Prenons un instant , asseyons nous à l'une de ses jolies terrasses ombragées et admirons en silence car nul mot ne peut traduire le sentiment de plénitude qui nous envahit à notre insu. Le soleil joue de sa lumière, les couleurs changent et prennent un aspect étrange et métallisé. Le décor est en train de se métamorphoser ; il est là depuis des siècles et pourtant à chaque instant il est en mouvement. Il se transforme au gré des cadrans solaires qui marquent le temps des maisons. Les vitrines des boutiques appellent un art de vivre simple et raffiné. Partout des enseignes d'artisans convient à découvrir les merveilles nées de l'ocre.

Bien sûr c'est touristique , bien sûr on voit de grosses voitures étrangères et parisiennes qui sont ici parce que le village est classé . Qu'importe, cela n'ôte rien à la richesse des émotions qui s'inscrivent au plus profond du coeur tel un trésor de jouvence. Les parfums des abricotiers , des figuiers, de la vigne mêlés aux odeurs de cuisine du sud avivent les sens . Vous ne partirez pas indemne de cette visite , vous serez silencieux , calme , serein car tant de beauté ne peut qu'embellir l'âme. Vous n'aurez qu'une seule envie , c'est de vous approprier Roussillon en rêve , en faire votre île , votre jardin secret .

 

CONCLUSION

Vous savez tout des ocres, de son histoire , de sa fabrication et utilisation. Vous connaissez les difficultés de son exploitation et de son commerce.
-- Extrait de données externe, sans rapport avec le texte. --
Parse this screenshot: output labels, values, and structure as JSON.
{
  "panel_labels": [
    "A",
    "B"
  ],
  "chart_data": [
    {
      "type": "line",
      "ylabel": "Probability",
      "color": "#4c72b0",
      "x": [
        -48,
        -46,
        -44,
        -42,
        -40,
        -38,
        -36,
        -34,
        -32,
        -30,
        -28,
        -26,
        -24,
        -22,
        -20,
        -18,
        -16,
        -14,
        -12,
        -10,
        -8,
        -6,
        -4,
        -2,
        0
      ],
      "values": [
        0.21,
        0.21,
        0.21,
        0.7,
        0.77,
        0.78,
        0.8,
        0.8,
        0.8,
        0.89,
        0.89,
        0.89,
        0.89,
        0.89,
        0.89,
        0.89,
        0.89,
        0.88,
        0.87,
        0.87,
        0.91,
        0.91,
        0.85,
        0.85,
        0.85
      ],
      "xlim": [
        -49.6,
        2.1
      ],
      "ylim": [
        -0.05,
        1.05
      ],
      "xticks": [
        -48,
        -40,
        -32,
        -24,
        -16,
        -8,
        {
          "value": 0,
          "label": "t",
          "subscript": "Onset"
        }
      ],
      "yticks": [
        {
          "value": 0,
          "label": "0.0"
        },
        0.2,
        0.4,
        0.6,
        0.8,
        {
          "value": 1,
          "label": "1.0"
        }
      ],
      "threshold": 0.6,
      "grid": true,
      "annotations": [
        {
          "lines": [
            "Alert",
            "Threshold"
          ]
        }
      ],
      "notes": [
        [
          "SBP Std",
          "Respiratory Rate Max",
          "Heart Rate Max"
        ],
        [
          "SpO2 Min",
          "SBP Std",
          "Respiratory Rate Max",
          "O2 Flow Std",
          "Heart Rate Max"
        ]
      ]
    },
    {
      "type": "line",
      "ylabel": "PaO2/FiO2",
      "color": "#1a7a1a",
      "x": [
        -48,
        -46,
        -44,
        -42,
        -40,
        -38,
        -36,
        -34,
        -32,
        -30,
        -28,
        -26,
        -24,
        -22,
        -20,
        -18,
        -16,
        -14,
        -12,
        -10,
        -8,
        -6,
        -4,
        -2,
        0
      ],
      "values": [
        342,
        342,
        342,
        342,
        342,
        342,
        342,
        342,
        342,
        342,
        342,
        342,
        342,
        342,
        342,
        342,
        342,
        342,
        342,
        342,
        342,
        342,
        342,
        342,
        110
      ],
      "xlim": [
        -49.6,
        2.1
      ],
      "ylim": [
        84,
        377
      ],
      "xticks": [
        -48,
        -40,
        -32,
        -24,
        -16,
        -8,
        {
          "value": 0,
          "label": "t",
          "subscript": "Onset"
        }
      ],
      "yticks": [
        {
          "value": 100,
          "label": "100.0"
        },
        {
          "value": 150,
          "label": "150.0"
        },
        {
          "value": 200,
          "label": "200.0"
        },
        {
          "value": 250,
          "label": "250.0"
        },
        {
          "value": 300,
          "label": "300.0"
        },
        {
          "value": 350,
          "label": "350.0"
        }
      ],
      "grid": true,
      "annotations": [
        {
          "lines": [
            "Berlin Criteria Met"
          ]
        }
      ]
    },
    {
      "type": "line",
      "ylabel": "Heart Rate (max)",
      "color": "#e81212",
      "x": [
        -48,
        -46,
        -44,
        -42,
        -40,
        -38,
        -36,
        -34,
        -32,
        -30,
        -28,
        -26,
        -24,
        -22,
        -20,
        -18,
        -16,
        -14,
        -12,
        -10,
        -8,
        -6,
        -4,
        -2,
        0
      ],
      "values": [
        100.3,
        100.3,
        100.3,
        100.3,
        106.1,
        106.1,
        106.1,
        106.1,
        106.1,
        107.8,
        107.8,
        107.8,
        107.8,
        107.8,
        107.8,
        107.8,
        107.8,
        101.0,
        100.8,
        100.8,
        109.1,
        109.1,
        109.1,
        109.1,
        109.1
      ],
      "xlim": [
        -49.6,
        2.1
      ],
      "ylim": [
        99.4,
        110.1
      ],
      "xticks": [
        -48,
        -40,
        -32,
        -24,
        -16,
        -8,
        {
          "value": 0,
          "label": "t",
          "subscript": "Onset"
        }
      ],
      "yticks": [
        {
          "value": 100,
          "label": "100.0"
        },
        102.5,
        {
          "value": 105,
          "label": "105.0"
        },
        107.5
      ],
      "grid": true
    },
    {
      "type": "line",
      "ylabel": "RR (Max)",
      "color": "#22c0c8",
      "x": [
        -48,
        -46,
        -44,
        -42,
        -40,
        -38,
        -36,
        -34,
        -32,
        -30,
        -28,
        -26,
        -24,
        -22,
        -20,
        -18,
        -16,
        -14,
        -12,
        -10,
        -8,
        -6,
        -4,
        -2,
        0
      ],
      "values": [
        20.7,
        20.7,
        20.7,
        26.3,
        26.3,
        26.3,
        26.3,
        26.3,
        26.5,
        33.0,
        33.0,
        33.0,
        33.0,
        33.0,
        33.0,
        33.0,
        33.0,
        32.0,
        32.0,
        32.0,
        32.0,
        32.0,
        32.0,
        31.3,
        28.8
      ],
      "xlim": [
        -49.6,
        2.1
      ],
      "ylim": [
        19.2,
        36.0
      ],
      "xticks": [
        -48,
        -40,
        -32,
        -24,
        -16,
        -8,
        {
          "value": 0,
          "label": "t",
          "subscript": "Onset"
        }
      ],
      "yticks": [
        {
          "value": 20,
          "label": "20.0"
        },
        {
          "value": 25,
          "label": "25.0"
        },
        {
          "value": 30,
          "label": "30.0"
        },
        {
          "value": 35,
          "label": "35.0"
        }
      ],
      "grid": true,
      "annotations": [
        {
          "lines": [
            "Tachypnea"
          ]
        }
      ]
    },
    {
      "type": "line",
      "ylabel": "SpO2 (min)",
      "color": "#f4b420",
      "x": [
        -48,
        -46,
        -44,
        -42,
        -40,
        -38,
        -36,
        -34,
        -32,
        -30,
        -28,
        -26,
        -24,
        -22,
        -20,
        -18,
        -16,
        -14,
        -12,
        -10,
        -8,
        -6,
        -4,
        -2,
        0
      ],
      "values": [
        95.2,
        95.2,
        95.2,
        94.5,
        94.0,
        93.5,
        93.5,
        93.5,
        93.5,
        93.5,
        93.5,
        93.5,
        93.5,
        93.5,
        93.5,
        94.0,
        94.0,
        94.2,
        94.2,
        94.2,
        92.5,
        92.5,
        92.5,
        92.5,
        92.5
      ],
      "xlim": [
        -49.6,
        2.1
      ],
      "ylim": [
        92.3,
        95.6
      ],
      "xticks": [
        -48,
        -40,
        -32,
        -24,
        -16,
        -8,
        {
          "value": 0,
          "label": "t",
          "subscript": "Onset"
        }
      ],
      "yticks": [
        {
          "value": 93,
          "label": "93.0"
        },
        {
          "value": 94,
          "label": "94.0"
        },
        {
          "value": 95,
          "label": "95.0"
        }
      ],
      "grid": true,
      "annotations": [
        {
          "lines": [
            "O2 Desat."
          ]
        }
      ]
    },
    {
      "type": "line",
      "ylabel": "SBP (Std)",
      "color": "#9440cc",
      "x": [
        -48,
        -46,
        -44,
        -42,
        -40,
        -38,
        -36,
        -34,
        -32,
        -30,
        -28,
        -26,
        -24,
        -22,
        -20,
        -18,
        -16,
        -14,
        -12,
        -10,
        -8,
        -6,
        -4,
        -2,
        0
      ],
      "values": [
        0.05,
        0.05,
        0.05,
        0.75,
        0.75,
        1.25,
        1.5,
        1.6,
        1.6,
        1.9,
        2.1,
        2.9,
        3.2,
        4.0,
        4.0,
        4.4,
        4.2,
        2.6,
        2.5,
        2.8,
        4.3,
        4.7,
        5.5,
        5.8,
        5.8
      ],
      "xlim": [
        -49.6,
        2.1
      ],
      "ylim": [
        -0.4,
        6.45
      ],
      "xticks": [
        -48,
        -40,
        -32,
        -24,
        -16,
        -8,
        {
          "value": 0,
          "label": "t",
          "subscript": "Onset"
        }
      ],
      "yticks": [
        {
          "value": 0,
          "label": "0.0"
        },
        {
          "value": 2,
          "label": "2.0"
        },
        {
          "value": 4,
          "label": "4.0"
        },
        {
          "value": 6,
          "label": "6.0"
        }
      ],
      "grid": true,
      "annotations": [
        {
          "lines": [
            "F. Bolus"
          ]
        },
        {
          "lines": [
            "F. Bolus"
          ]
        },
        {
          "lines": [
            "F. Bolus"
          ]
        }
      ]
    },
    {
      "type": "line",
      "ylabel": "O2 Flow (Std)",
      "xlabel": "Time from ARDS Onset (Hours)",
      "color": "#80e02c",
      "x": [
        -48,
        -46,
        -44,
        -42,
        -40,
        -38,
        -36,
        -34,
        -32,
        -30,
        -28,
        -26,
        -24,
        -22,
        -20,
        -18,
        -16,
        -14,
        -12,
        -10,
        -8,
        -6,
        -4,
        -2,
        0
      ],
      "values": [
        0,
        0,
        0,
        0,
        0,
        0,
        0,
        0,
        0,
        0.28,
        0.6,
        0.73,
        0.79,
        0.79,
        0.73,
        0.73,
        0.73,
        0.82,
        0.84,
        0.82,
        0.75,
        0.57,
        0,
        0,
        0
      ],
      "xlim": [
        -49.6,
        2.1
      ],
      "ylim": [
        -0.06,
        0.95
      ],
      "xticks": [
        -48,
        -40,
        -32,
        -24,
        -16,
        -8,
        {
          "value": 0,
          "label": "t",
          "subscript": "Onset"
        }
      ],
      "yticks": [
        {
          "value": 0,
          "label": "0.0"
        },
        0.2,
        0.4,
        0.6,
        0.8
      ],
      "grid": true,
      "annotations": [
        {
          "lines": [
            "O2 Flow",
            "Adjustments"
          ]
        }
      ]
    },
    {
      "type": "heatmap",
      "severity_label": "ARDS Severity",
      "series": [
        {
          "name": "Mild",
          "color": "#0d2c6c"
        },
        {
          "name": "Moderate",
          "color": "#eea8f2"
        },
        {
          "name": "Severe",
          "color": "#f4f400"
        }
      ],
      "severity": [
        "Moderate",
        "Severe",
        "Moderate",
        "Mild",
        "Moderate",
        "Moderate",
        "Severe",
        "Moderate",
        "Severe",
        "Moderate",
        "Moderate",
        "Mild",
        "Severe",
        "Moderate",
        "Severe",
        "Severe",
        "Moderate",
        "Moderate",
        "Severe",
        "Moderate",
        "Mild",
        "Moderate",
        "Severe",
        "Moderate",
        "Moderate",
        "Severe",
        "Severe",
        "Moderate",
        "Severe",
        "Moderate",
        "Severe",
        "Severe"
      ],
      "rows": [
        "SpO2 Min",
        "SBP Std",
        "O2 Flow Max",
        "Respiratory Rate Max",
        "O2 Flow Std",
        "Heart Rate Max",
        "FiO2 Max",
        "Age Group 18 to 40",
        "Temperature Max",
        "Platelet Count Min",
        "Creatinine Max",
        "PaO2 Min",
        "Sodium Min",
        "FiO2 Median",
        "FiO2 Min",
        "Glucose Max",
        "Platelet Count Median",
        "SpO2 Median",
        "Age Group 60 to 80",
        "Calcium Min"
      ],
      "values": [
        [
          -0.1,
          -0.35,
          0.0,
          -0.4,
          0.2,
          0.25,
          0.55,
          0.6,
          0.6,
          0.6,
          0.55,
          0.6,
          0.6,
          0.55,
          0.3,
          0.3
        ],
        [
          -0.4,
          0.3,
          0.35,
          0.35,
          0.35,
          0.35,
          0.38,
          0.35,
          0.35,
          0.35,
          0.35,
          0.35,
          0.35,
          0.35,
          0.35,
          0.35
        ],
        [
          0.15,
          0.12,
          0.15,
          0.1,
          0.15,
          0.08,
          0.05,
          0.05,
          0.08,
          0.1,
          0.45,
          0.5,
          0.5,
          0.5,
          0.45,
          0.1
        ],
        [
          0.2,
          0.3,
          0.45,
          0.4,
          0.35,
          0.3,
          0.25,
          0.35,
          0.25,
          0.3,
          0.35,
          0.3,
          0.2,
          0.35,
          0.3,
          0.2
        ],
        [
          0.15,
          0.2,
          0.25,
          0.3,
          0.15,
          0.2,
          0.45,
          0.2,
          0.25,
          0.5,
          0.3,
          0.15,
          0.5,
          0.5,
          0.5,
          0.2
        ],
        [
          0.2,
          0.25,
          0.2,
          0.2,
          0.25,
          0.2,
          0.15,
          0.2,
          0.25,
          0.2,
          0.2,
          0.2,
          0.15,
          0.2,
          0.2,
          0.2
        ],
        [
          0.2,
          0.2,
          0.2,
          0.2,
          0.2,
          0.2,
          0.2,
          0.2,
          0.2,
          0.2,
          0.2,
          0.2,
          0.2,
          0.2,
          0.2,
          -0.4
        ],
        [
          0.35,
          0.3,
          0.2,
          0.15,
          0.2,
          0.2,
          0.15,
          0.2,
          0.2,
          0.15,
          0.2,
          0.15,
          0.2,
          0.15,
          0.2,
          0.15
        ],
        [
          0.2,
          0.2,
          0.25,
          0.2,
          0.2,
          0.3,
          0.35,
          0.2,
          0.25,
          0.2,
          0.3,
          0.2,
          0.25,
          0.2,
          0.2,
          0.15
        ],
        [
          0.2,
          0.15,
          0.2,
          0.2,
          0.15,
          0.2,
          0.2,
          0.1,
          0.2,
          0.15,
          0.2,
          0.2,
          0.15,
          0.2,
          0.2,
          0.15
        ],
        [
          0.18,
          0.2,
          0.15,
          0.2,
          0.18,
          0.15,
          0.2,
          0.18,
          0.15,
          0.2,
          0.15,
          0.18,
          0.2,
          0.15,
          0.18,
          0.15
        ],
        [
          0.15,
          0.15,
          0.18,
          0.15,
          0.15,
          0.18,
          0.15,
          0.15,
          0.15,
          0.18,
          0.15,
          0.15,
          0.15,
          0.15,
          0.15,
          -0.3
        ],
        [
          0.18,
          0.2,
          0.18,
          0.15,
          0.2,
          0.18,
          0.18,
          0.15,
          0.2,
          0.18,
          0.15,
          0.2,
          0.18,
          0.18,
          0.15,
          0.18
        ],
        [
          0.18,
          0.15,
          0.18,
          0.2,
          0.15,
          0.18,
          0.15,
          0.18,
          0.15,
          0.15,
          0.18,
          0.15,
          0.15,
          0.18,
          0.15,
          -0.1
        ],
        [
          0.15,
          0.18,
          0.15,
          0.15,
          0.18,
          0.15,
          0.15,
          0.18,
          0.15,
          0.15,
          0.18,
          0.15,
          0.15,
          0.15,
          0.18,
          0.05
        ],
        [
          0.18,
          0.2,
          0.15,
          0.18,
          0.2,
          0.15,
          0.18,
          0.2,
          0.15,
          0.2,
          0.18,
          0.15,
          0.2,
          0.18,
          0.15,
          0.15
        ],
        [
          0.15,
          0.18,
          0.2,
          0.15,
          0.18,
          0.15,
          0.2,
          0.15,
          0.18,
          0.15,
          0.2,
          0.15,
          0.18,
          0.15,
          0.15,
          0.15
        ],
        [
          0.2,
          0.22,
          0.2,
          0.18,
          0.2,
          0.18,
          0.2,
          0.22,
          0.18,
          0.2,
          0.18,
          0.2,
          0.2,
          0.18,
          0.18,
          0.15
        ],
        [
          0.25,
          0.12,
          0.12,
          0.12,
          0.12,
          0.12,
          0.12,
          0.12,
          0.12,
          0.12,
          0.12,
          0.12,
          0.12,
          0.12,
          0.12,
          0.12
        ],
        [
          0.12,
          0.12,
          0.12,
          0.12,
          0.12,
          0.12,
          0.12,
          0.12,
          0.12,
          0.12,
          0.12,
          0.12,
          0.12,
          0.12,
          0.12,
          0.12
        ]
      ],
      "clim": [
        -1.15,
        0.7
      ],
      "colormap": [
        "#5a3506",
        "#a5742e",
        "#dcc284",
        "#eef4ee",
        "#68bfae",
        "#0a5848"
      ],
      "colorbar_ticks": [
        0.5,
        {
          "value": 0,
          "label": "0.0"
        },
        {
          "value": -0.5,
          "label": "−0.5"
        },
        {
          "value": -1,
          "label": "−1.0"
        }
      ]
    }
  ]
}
J'espère vous avoir fait partager mon " coup de coeur " et vous avoir donner envie de visiter Roussillon et tout ce qui l'entoure . Car les ocres , les villages perchés ne sont qu'une partie infime de ce que vous proposent le Luberon et la Provence toute entière . Il existe une multitude de lieux chers à mon coeur , endroits cachés qu'il faut découvrir avec les yeux, le coeur et tous les sens en éveil. Je sais où ils sont mais je ne vous dirai pas tout , à vous de découvrir .

 

"Multiple et secrète , la Provence est un chant d'amour , nul ne peut y rester insensible. Qui l'aime , aime le monde ou n'aime rien."